Composition of Functions
The composition of functions, denoted as (fog)(x) = f(g(x)), allows us to plug g(x) into f(x) as follows:
- When (fog)(x) is calculated, g(x) is plugged into f(x).
- When (gof)(x) is calculated, f(x) is plugged into g(x).
Example 1
Exploring the composition of functions with specific values:
- Given f(x) = 3x and g(x) = x - 5, we have:
- (fog)(x) = f(g(x)) = 3(x-5) = 3x -15
- (gof)(x) = g(f(x)) = 3x - 5
- (fog)(2) = 3·2-15 = 6 -15 = -9
Example 2
Another example with f(x) = 5x+2 and g(x) = 3x - 4:
- (fog)(x) = f(3x-4) = 5(3x-4) + 2 = 15x-20+2 = 15x-18
- (gof)(x) = g(5x+2) =3 (5x+2) -4 = 15x+6-4 = 15x+2
- (fog)(2)= 15·2-18=30-18=12
Example 3
Lastly, for f(x) = 7x+1 and g(x) = 2x² - 9:
- (fog)(x) = 7(2x² - 9) + 1 = 14x²-63+1 = 14x²-62
- (gof)(x) = 2(7x + 1)² -9 = 98x²+28x-7
- (gof)(2) = 14-2² -62 = 56-62=-6
Inverse Functions
The inverse function undoes what the original function does, where x and y swap places.
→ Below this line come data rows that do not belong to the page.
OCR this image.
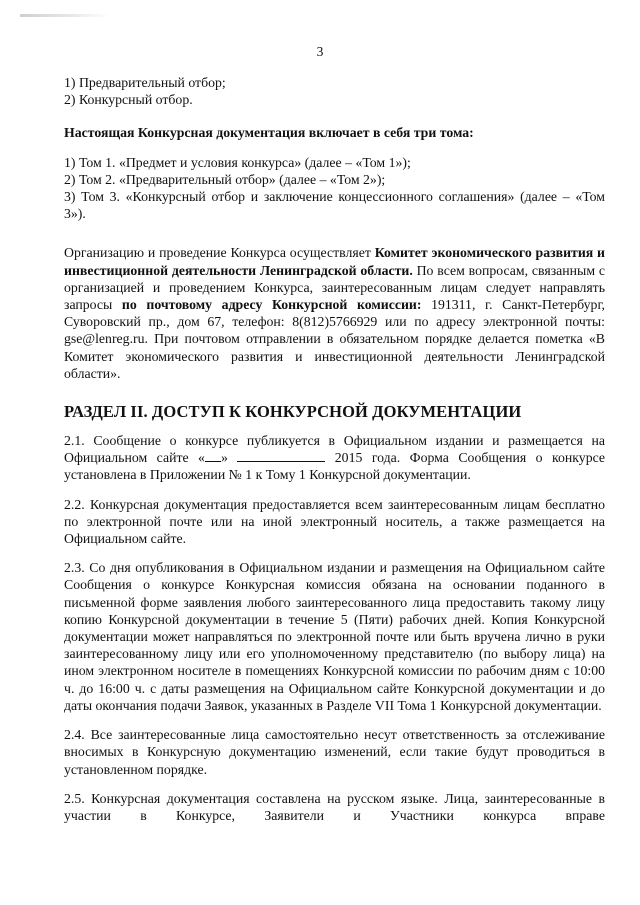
3

1) Предварительный отбор;

2) Конкурсный отбор.

Настоящая Конкурсная документация включает в себя три тома:

1) Том 1. «Предмет и условия конкурса» (далее – «Том 1»);

2) Том 2. «Предварительный отбор» (далее – «Том 2»);

3) Том 3. «Конкурсный отбор и заключение концессионного соглашения» (далее – «Том 3»).

Организацию и проведение Конкурса осуществляет Комитет экономического развития и инвестиционной деятельности Ленинградской области. По всем вопросам, связанным с организацией и проведением Конкурса, заинтересованным лицам следует направлять запросы по почтовому адресу Конкурсной комиссии: 191311, г. Санкт-Петербург, Суворовский пр., дом 67, телефон: 8(812)5766929 или по адресу электронной почты: gse@lenreg.ru. При почтовом отправлении в обязательном порядке делается пометка «В Комитет экономического развития и инвестиционной деятельности Ленинградской области».

РАЗДЕЛ II. ДОСТУП К КОНКУРСНОЙ ДОКУМЕНТАЦИИ

2.1. Сообщение о конкурсе публикуется в Официальном издании и размещается на Официальном сайте « »	2015 года. Форма Сообщения о конкурсе установлена в Приложении № 1 к Тому 1 Конкурсной документации.

2.2. Конкурсная документация предоставляется всем заинтересованным лицам бесплатно по электронной почте или на иной электронный носитель, а также размещается на Официальном сайте.

2.3. Со дня опубликования в Официальном издании и размещения на Официальном сайте Сообщения о конкурсе Конкурсная комиссия обязана на основании поданного в письменной форме заявления любого заинтересованного лица предоставить такому лицу копию Конкурсной документации в течение 5 (Пяти) рабочих дней. Копия Конкурсной документации может направляться по электронной почте или быть вручена лично в руки заинтересованному лицу или его уполномоченному представителю (по выбору лица) на ином электронном носителе в помещениях Конкурсной комиссии по рабочим дням с 10:00 ч. до 16:00 ч. с даты размещения на Официальном сайте Конкурсной документации и до даты окончания подачи Заявок, указанных в Разделе VII Тома 1 Конкурсной документации.

2.4. Все заинтересованные лица самостоятельно несут ответственность за отслеживание вносимых в Конкурсную документацию изменений, если такие будут проводиться в установленном порядке.

2.5. Конкурсная документация составлена на русском языке. Лица, заинтересованные в участии в Конкурсе, Заявители и Участники конкурса вправе
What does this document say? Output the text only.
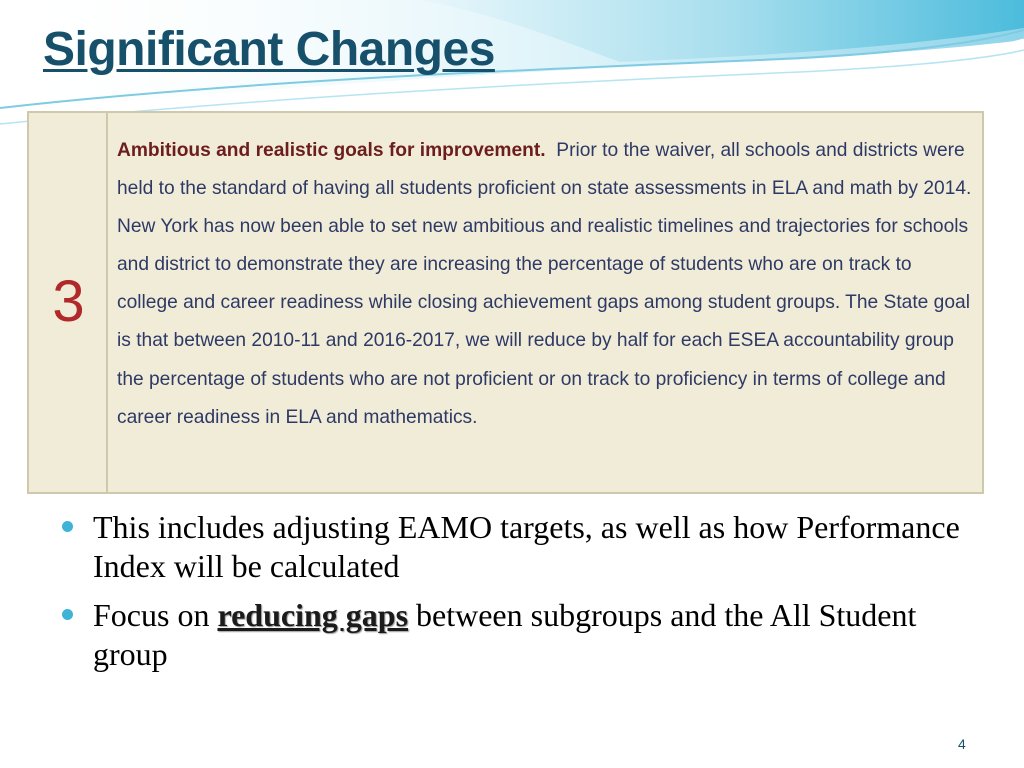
Significant Changes
3
Ambitious and realistic goals for improvement. Prior to the waiver, all schools and districts were held to the standard of having all students proficient on state assessments in ELA and math by 2014. New York has now been able to set new ambitious and realistic timelines and trajectories for schools and district to demonstrate they are increasing the percentage of students who are on track to college and career readiness while closing achievement gaps among student groups. The State goal is that between 2010-11 and 2016-2017, we will reduce by half for each ESEA accountability group the percentage of students who are not proficient or on track to proficiency in terms of college and career readiness in ELA and mathematics.
This includes adjusting EAMO targets, as well as how Performance Index will be calculated
Focus on reducing gaps between subgroups and the All Student group
4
If (a,b) is on the graph of a function, then (b,a) is on the graph of its inverse. The symbol f^(-1)(x) represents the inverse function of f(x).
Example
Considering f(x)=8x-19, the graph and its inverse can be obtained as follows:
- Original function equation: y=8x-19
- Swap x and y: x=8y-19
- Solve for y: x+19=8y
- Replace y with f^(-1)(x): f^(-1)(x) = x + 19 / 8
Inverse Function Calculation
We can determine f(x) if we know f^(-1)(x) by using the following steps:
- Step 1: Replace f(x) with y, e.g., y = 5x
- Step 2: Switch x and y, then solve for y
- Step 3: Replace y with f^(-1)(x)
Using the points (-3,0), (-1,2), and (5,3) on f(x), we can obtain their corresponding points on f^(-1)(x) as (0,-3), (2-1), and (3,5).